I have been reading (and it's turned into a real slog) Solve For Happy, the latest in a recent spate of self-help books written by extremely wealthy Silicon Valley elites who have been sullied by personal tragedy. It is a pastiche of useful mind tricks (be always in the present moment, let go of expectations) but concludes with an argument in favor of some generic form of eternal life based pretty much on an argument from incredulity and an argument for design. Compartmentalization again ... he applies engineering discipline to the human condition -- until he doesn't.

In his case, the reason is that he can't accept that he'll never see his son again. His son is presented as almost a Jesus-figure, preternaturally spiritual and mature, who was simply too good for this world. I do not burden my son's memory with such projections, and don't expect to see him again. Nor would it give me hope to believe that I would. It would make it all about me, and my need to believe what I want to believe, instead of about what actually IS. I suppose it would be harder if my son was younger, better-launched, mentally well, and not suffering. But that would not change reality either. I would have to question his immortality anyway. I would have to question the existence of design, direction or destiny in an attempt to "explain" random events, too.

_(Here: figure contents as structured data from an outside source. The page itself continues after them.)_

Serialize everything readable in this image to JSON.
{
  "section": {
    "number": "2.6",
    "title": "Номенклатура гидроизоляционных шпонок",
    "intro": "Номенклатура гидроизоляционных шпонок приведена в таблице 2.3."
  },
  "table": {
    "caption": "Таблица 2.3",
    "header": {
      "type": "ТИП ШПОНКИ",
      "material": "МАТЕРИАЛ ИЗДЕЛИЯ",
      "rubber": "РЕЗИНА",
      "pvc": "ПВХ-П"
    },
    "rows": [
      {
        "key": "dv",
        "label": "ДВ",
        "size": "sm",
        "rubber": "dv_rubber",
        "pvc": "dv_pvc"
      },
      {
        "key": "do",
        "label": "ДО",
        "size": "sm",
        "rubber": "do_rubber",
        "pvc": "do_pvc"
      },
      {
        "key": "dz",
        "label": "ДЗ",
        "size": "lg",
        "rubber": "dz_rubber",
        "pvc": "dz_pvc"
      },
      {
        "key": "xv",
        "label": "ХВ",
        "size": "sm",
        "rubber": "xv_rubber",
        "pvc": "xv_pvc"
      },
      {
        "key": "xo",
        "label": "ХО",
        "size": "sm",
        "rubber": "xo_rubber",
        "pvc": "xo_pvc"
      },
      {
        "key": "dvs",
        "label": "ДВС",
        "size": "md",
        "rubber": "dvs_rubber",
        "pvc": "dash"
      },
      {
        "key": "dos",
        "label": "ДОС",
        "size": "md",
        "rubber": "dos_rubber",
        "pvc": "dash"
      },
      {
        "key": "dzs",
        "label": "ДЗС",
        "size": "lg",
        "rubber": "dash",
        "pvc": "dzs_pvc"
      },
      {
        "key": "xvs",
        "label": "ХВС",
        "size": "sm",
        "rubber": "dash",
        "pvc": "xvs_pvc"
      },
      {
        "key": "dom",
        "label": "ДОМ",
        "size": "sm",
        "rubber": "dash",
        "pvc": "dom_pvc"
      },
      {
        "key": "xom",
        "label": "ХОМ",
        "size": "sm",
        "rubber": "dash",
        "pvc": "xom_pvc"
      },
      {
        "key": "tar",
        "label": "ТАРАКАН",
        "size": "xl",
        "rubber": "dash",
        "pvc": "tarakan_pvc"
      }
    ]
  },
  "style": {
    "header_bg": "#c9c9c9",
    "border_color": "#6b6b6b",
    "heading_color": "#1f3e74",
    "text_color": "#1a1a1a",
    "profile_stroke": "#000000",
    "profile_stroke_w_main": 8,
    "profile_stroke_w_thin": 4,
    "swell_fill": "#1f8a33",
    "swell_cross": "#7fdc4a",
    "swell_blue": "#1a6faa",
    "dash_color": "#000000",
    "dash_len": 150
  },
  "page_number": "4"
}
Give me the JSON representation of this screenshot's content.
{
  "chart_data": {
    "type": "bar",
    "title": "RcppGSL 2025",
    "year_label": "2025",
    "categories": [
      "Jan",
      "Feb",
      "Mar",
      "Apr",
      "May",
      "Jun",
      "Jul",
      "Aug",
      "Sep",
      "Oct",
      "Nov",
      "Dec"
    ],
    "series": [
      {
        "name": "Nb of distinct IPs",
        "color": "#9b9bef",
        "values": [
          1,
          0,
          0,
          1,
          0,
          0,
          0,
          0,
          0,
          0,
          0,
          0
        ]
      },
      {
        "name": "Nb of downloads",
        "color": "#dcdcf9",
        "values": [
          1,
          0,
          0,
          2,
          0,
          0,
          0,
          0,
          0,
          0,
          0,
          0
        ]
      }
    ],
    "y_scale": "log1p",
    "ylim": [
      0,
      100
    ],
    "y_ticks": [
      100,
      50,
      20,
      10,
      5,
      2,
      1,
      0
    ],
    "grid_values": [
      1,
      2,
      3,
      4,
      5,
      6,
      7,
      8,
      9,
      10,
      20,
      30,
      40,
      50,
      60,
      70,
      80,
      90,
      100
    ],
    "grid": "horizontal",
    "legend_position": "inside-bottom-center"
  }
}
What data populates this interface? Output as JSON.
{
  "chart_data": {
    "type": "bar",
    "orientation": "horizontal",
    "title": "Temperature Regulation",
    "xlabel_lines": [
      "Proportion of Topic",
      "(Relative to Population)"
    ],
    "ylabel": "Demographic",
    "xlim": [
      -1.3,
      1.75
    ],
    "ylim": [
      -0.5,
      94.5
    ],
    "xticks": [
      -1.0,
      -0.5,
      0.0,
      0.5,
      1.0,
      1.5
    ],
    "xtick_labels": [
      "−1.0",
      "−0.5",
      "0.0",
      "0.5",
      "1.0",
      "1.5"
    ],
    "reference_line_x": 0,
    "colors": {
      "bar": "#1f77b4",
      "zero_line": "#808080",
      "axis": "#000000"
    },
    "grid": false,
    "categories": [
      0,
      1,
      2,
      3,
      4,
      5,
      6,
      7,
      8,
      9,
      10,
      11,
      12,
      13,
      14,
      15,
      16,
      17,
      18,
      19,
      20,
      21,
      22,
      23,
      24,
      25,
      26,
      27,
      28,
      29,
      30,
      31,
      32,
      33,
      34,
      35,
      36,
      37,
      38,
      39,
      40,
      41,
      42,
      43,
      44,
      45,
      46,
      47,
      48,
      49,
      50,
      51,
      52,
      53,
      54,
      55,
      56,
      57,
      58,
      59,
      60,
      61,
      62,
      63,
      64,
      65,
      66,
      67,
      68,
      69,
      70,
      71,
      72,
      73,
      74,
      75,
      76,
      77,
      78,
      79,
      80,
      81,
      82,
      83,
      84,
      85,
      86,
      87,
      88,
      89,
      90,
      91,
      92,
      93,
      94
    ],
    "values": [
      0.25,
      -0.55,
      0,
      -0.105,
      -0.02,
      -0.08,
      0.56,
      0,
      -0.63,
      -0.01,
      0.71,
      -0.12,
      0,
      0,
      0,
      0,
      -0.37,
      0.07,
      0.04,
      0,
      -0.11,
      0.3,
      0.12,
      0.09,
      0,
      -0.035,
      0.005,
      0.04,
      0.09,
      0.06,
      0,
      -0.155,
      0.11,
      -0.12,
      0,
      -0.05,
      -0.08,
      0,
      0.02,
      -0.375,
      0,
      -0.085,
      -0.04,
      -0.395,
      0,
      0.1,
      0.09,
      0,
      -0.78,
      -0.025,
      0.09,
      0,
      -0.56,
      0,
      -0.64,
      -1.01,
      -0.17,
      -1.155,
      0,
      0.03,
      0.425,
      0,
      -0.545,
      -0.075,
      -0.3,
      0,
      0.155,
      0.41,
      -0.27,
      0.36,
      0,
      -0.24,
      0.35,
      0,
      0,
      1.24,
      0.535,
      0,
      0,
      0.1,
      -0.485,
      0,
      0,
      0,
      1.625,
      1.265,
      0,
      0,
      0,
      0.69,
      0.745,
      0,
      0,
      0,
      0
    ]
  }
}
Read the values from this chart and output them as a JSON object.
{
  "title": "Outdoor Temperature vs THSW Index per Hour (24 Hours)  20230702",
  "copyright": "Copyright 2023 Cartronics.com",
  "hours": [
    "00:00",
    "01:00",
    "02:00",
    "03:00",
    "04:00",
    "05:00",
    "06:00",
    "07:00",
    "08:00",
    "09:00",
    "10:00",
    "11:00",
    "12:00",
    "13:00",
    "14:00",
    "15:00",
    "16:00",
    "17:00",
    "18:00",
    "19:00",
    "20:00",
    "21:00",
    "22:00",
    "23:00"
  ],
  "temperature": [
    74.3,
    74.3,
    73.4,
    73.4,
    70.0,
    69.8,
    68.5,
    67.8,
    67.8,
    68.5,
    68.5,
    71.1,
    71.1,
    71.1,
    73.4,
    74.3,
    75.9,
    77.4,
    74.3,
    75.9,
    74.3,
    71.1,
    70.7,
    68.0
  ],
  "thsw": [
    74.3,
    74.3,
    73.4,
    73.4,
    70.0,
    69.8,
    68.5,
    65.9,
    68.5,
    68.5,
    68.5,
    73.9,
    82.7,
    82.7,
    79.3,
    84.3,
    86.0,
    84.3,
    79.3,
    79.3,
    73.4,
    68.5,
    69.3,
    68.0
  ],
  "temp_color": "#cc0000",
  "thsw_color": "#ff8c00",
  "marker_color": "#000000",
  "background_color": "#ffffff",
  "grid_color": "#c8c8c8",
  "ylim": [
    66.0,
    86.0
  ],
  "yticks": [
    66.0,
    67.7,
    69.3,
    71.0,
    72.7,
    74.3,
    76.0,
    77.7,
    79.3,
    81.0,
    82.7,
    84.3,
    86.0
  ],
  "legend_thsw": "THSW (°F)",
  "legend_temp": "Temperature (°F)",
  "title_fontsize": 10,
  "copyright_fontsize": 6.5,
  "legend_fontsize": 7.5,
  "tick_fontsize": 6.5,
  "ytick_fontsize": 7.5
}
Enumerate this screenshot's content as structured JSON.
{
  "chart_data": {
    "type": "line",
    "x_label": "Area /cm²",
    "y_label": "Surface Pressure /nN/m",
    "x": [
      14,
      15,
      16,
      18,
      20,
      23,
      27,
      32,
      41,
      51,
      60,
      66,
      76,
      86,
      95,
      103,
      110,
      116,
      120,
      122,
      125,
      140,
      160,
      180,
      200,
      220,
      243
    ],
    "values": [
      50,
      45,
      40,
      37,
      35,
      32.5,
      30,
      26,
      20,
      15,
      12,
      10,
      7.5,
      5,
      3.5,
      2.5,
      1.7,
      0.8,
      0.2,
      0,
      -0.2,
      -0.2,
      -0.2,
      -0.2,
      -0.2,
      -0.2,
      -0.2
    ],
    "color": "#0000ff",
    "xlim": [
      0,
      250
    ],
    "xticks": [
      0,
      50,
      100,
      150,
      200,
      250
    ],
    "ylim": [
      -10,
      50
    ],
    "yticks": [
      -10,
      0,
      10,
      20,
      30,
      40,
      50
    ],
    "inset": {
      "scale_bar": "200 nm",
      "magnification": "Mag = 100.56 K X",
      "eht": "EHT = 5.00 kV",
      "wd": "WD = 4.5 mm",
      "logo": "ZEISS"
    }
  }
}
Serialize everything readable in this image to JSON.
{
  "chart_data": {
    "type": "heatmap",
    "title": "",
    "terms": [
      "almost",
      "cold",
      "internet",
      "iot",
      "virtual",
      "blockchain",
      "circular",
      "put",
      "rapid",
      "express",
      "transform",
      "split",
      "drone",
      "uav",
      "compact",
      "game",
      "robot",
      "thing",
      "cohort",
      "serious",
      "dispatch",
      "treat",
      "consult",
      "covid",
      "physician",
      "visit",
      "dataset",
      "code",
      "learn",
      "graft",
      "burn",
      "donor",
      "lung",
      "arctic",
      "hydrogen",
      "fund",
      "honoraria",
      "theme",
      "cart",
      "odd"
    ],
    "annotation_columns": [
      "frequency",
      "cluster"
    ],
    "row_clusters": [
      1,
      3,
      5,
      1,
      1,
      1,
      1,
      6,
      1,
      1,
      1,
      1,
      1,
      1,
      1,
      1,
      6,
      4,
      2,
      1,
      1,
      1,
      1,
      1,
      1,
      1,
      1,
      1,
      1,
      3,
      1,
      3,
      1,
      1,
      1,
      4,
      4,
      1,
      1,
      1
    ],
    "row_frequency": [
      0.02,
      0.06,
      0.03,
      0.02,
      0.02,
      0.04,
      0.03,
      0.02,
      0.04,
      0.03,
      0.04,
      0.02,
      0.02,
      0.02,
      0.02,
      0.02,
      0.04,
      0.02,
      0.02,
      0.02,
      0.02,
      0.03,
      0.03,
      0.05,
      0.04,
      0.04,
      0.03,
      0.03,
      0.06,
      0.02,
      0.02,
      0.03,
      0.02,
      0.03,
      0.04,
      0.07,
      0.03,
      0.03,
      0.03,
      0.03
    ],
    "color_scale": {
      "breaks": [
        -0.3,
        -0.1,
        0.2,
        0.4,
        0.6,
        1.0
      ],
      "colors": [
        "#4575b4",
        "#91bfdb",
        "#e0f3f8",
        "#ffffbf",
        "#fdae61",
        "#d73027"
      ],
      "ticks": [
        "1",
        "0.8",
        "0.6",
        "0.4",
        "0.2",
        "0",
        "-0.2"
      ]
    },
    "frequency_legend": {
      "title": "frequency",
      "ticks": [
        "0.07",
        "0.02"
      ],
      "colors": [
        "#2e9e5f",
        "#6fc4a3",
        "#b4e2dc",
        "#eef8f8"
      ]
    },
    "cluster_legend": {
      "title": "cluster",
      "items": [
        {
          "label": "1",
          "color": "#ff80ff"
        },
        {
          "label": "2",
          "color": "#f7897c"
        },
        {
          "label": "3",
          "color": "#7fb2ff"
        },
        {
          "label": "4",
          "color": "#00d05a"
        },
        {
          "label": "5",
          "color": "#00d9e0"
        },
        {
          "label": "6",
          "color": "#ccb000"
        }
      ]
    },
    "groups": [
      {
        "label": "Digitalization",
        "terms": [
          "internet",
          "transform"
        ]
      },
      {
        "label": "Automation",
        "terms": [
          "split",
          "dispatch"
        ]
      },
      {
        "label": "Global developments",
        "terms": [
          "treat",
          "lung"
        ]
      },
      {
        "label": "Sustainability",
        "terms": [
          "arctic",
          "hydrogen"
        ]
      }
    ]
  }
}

Intelligent design, intentionality or consciousness of reality, and eternal life invariably "vanish in a puff of logic" when logic is applied to them. Our willingness to forego seeming but short-term transient comfort in favor of logic is a test of our commitment to skepticism and empiricism and rationalism.

Also in my case it honors my son's deeply held convictions about what is the better explanation for experienced reality, which we shared together. He arrived at his convictions independently. In the case of the author of this book, he shared with his son a more gauzy idealized notion of reality so it is not that he is of weak intellect so much as that he's too invested in his own (and his son's) narratives.

Dog save us from our own narratives!